Hotel plunge father to give evidence in murder trial

A father accused of murdering his son by throwing him from a hotel balcony will give his side of the story today as his Greek trial hears a second day’s evidence.

John Hogan, 33, from Bristol, England, is believed to have hurled Liam from the balcony then jumped himself with two-year-old Mia, in a suicidal act described as “selfish love” by his ex-wife, Natasha.

Liam died of head injuries but Hogan and Mia survived with broken limbs.

On the first day of evidence at the Criminal Courts of Chania, Crete, a jury panel heard how Hogan thought he was taking his children to “heaven” on the fatal night of August 15, 2006.

Standing in the same room as each other for the first time since the fatal fall, Hogan and Mrs Hogan, 35, clashed when he accused her of saying he was from a “family of death”.

Mrs Hogan had broken down in tears as she described the night when Hogan gave her “a crazed look” before jumping from the balcony of the 227-bed four-star Petra Mare hotel, which overlooks the beach of Ierapetra.

Mrs Hogan said she booked the holiday in the hope of patching up their marriage, but instead it had been plagued by rows.

On the night of Liam’s death, she got changed and took the children to the hotel’s restaurant for dinner because Hogan was “agitated”.

She said: “I asked him to calm down because the kids were there. I bathed the children and then took them down to dinner.”

She then described how Hogan kept coming down to the restaurant in an increasingly “angry” mood.

Before the death plunge, they had been rowing as she organised his suitcases, she said.
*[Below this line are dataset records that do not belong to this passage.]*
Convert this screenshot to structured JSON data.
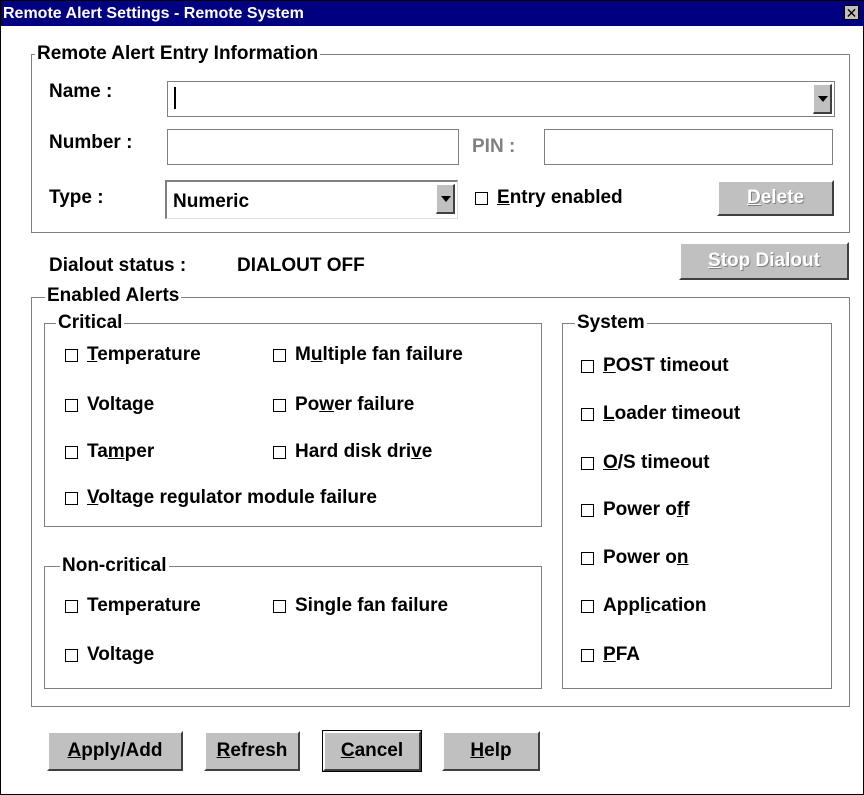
{
  "window": {
    "title": "Remote Alert Settings - Remote System",
    "close_glyph": "✕"
  },
  "entry": {
    "group_label": "Remote Alert Entry Information",
    "name_label": "Name :",
    "name_value": "",
    "number_label": "Number :",
    "number_value": "",
    "pin_label": "PIN :",
    "pin_value": "",
    "type_label": "Type :",
    "type_value": "Numeric",
    "entry_enabled": {
      "pre": "",
      "u": "E",
      "post": "ntry enabled",
      "checked": false
    },
    "delete_button": {
      "pre": "",
      "u": "D",
      "post": "elete",
      "enabled": false
    }
  },
  "dialout": {
    "status_label": "Dialout status :",
    "status_value": "DIALOUT OFF",
    "stop_button": {
      "pre": "",
      "u": "S",
      "post": "top Dialout",
      "enabled": false
    }
  },
  "alerts": {
    "group_label": "Enabled Alerts",
    "critical": {
      "label": "Critical",
      "items": [
        {
          "pre": "",
          "u": "T",
          "post": "emperature",
          "checked": false
        },
        {
          "pre": "M",
          "u": "u",
          "post": "ltiple fan failure",
          "checked": false
        },
        {
          "pre": "Voltage",
          "u": "",
          "post": "",
          "checked": false
        },
        {
          "pre": "Po",
          "u": "w",
          "post": "er failure",
          "checked": false
        },
        {
          "pre": "Ta",
          "u": "m",
          "post": "per",
          "checked": false
        },
        {
          "pre": "Hard disk dri",
          "u": "v",
          "post": "e",
          "checked": false
        },
        {
          "pre": "",
          "u": "V",
          "post": "oltage regulator module failure",
          "checked": false
        }
      ]
    },
    "noncritical": {
      "label": "Non-critical",
      "items": [
        {
          "pre": "Temperature",
          "u": "",
          "post": "",
          "checked": false
        },
        {
          "pre": "Single fan failure",
          "u": "",
          "post": "",
          "checked": false
        },
        {
          "pre": "Voltage",
          "u": "",
          "post": "",
          "checked": false
        }
      ]
    },
    "system": {
      "label": "System",
      "items": [
        {
          "pre": "",
          "u": "P",
          "post": "OST timeout",
          "checked": false
        },
        {
          "pre": "",
          "u": "L",
          "post": "oader timeout",
          "checked": false
        },
        {
          "pre": "",
          "u": "O",
          "post": "/S timeout",
          "checked": false
        },
        {
          "pre": "Power o",
          "u": "f",
          "post": "f",
          "checked": false
        },
        {
          "pre": "Power o",
          "u": "n",
          "post": "",
          "checked": false
        },
        {
          "pre": "Appl",
          "u": "i",
          "post": "cation",
          "checked": false
        },
        {
          "pre": "",
          "u": "P",
          "post": "FA",
          "checked": false
        }
      ]
    }
  },
  "buttons": {
    "apply": {
      "pre": "",
      "u": "A",
      "post": "pply/Add"
    },
    "refresh": {
      "pre": "",
      "u": "R",
      "post": "efresh"
    },
    "cancel": {
      "pre": "",
      "u": "C",
      "post": "ancel"
    },
    "help": {
      "pre": "",
      "u": "H",
      "post": "elp"
    }
  },
  "colors": {
    "titlebar": "#000080",
    "button_face": "#c0c0c0",
    "disabled_text": "#808080"
  }
}
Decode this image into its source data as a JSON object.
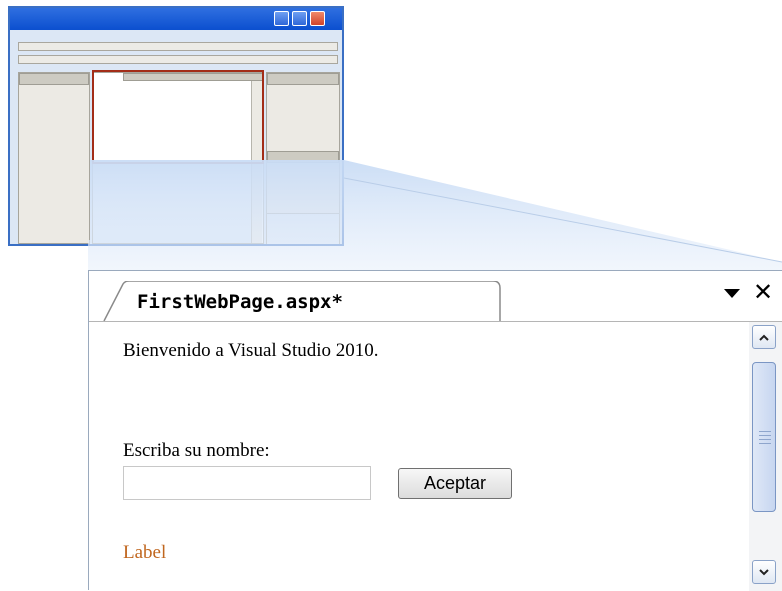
{
  "document": {
    "tab_title": "FirstWebPage.aspx*",
    "close_glyph": "✕",
    "menu_icon": "triangle-down-icon",
    "welcome_text": "Bienvenido a Visual Studio 2010.",
    "name_label": "Escriba su nombre:",
    "name_input": {
      "value": "",
      "placeholder": ""
    },
    "accept_button": "Aceptar",
    "label_text": "Label"
  },
  "colors": {
    "titlebar_blue": "#0b4fcf",
    "highlight_frame": "#a32d18",
    "label_orange": "#c0661e",
    "thumbnail_bg": "#dce7f5"
  }
}
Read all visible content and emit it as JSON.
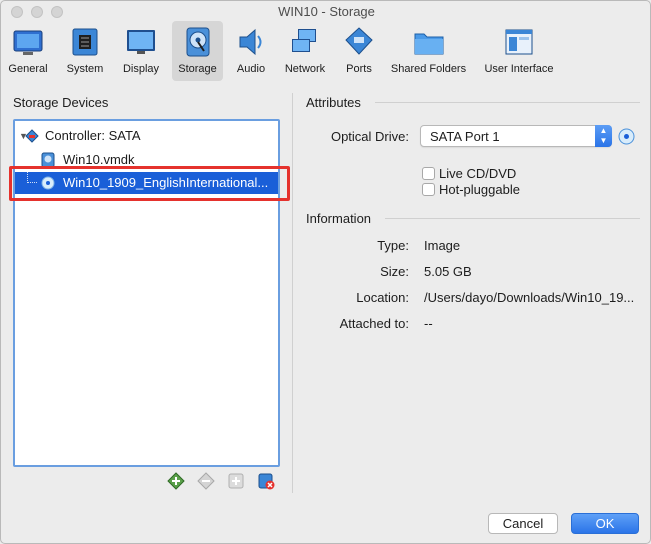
{
  "window": {
    "title": "WIN10 - Storage"
  },
  "toolbar": {
    "items": [
      {
        "label": "General",
        "icon": "general-icon"
      },
      {
        "label": "System",
        "icon": "system-chip-icon"
      },
      {
        "label": "Display",
        "icon": "display-monitor-icon"
      },
      {
        "label": "Storage",
        "icon": "storage-disk-icon",
        "active": true
      },
      {
        "label": "Audio",
        "icon": "audio-speaker-icon"
      },
      {
        "label": "Network",
        "icon": "network-icon"
      },
      {
        "label": "Ports",
        "icon": "ports-icon"
      },
      {
        "label": "Shared Folders",
        "icon": "shared-folder-icon"
      },
      {
        "label": "User Interface",
        "icon": "user-interface-icon"
      }
    ]
  },
  "storage_devices": {
    "title": "Storage Devices",
    "controller": "Controller: SATA",
    "items": [
      {
        "label": "Win10.vmdk",
        "icon": "hard-disk-icon"
      },
      {
        "label": "Win10_1909_EnglishInternational...",
        "icon": "optical-disc-icon",
        "selected": true
      }
    ],
    "buttons": [
      "add-controller-icon",
      "remove-controller-icon",
      "add-attachment-icon",
      "remove-attachment-icon"
    ]
  },
  "attributes": {
    "title": "Attributes",
    "optical_drive_label": "Optical Drive:",
    "optical_drive_value": "SATA Port 1",
    "live_cd_label": "Live CD/DVD",
    "hot_pluggable_label": "Hot-pluggable"
  },
  "information": {
    "title": "Information",
    "type_label": "Type:",
    "type_value": "Image",
    "size_label": "Size:",
    "size_value": "5.05 GB",
    "location_label": "Location:",
    "location_value": "/Users/dayo/Downloads/Win10_19...",
    "attached_label": "Attached to:",
    "attached_value": "--"
  },
  "footer": {
    "cancel": "Cancel",
    "ok": "OK"
  },
  "colors": {
    "accent": "#1a5fd8",
    "highlight": "#e5322d",
    "tree_border": "#6a9ee0"
  }
}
Describing their last words together, Mrs Hogan went on: “He said, ’My packing is crap. John’s packing is crap’. I had my back to him and when I turned around no one was there.”

Hogan’s psychiatrist claimed his actions were caused by an “earthquake” of psychosis.

Joannis Nestoros, a psychiatrist from the University of Crete, said: “He was away from reality. He did not know what he was doing. It was not his intention to harm the children.

“He thought he would be able to take his children to heaven. This was not logical.”

Hogan’s mother, Josephine, 65, who moved to Bristol from Ireland 30 years ago, spoke of her son’s close relationship with his two children.

Hogan denies charges of murder and attempted murder.

The jury of three men and a woman selected to sit alongside the three judges are expected to retire to consider their verdicts after a closing speech from the defence and prosecution later today.